Provider calls also run under bounded per-operation contexts derived
from the existing startup/shutdown deadlines. No wave may wait forever
on a hung provider call, and a timed-out call must still yield a single
terminal result for serial commit.
The maximum tick cost of one lifecycle wave is therefore bounded by the
largest per-operation deadline in that wave plus serial commit overhead.
The design does not attempt asynchronous commit across waves in this
first pass; it chooses bounded latency over maximum overlap.
6) Wave barriers are commit barriers
A later start wave may advance only after every candidate in the prior
wave has reached a terminal result and that result has been serially
committed. “Observed one success” is not enough. The barrier is:
- wave execution complete,
- results sorted by stable planned order,
- serial commit finished,
- dependency liveness revalidated for the next wave.
This keeps next-tick eligibility and same-tick dependency semantics
predictable even under partial failure.
Reference Behavior
Start example
Given:
[[agent]]
name = "db"
[[agent]]
name = "api"
depends_on = ["db"]
[[agent]]
name = "worker"
depends_on = ["api"]
[[agent]]
name = "audit"
depends_on = ["db"]
If all four are dead and should wake:
- wave 1 starts
db
- wave 2 starts
api and audit in parallel
- wave 3 starts
worker
If api fails in wave 2, worker does not start in that tick. audit
is unaffected.
Stop example
For the same graph, a bulk force-stop runs:
worker and audit first
- then
api
- then
db
Within a wave, stops can execute in parallel up to the configured bound.
Failure Handling
Start failures
- A failed start only fails that session.
- Its dependents remain blocked for the current tick.
- Other independent branches continue.
- The next tick retries according to the existing wake contract.
Stop failures
- A failed stop is reported, but other sessions in the wave continue.
- The next tick or next command retry handles survivors.

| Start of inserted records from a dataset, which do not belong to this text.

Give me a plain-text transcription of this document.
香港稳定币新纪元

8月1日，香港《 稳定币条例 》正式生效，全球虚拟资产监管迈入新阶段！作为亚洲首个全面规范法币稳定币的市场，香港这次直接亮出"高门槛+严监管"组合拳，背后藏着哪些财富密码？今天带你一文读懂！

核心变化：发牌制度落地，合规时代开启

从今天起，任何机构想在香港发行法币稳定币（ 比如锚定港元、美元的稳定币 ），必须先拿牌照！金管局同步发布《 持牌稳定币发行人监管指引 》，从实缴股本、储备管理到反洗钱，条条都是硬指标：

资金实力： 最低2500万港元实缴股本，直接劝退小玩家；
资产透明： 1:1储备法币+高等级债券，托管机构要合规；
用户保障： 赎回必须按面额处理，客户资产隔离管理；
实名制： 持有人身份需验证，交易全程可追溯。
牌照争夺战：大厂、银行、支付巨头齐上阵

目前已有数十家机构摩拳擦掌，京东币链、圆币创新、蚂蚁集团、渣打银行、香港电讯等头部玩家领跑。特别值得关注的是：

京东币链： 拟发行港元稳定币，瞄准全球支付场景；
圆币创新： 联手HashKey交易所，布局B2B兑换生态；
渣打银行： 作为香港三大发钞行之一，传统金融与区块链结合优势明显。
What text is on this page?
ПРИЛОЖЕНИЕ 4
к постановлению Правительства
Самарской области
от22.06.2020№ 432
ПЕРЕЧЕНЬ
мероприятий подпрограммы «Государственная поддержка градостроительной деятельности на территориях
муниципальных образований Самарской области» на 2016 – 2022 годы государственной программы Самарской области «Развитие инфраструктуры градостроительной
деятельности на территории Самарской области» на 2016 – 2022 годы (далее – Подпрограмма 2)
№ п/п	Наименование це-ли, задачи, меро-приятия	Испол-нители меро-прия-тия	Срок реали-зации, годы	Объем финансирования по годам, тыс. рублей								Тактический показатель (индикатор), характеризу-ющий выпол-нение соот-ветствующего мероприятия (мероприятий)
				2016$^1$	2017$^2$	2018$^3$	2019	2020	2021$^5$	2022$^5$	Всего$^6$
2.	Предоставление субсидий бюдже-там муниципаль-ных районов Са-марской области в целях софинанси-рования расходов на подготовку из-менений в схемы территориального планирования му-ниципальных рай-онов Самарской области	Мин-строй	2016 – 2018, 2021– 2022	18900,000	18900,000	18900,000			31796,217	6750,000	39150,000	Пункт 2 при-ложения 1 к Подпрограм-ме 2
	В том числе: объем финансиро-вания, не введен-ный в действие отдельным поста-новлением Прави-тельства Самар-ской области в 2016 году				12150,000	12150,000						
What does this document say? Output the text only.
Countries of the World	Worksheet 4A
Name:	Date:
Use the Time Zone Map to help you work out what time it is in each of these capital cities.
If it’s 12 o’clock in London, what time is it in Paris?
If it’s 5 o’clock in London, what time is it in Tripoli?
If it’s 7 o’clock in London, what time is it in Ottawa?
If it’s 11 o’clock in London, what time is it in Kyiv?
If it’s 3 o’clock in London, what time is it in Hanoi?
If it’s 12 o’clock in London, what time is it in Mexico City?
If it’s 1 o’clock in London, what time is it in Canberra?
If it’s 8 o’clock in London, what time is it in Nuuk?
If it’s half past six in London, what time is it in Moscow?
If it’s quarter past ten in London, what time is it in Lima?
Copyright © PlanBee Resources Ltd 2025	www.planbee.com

- Dependency order is advisory for cleanup safety, not a hard guarantee
that all dependents must have stopped before any dependency can ever be
touched.
- Soft-interrupt and force-stop phases are explicitly best-effort; the
controller records survivors rather than pretending ordering guarantees
imply successful teardown.
Cycles
Cycles are already invalid at config-validation time. If the runtime
helper ever observes an unusable dependency graph, it falls back to the
existing strictly serial behavior for both start and stop paths and
emits a diagnostic. It does not attempt partial batching or speculative
reordering on an invalid graph.
Implementation Plan
Reconciler start path
- Introduce an internal
startCandidate plan type.
- Leave the existing main pass serial, but enqueue start candidates
instead of calling
sp.Start() inline.
- Add a helper that executes candidates in dependency-aware waves with
bounded concurrency and returns ordered results.
- Apply success/failure side effects serially after each wave.
Shared graph helper
Start and stop paths must share one internal graph helper that:
- accepts a stable ordered candidate list,
- groups candidates into dependency waves,
- supports forward and reverse traversal modes,
- returns stable within-wave ordering,
- can explicitly fall back to strict serial execution.
The controller should not carry separate ad hoc topological planners for
start, stop, restart, and provider-swap paths.
Bulk stop path
- Introduce a helper that groups session names into reverse dependency
waves.
- Use it from
gracefulStopAll for the force-stop phase.
- Use it from
doRigRestart for direct restart kills.
- Use the same helper for provider-swap teardown and controller
shutdown, so all bulk stop entry points share one ordering contract.
Diagnostics
The implementation should emit enough information to debug lifecycle
behavior in production:
- log the computed wave number for started/stopped sessions,
- distinguish “deferred by dependency/barrier” from “failed to start,”
- record when the serial fallback path is used,
- record per-wave duration so slow providers are visible.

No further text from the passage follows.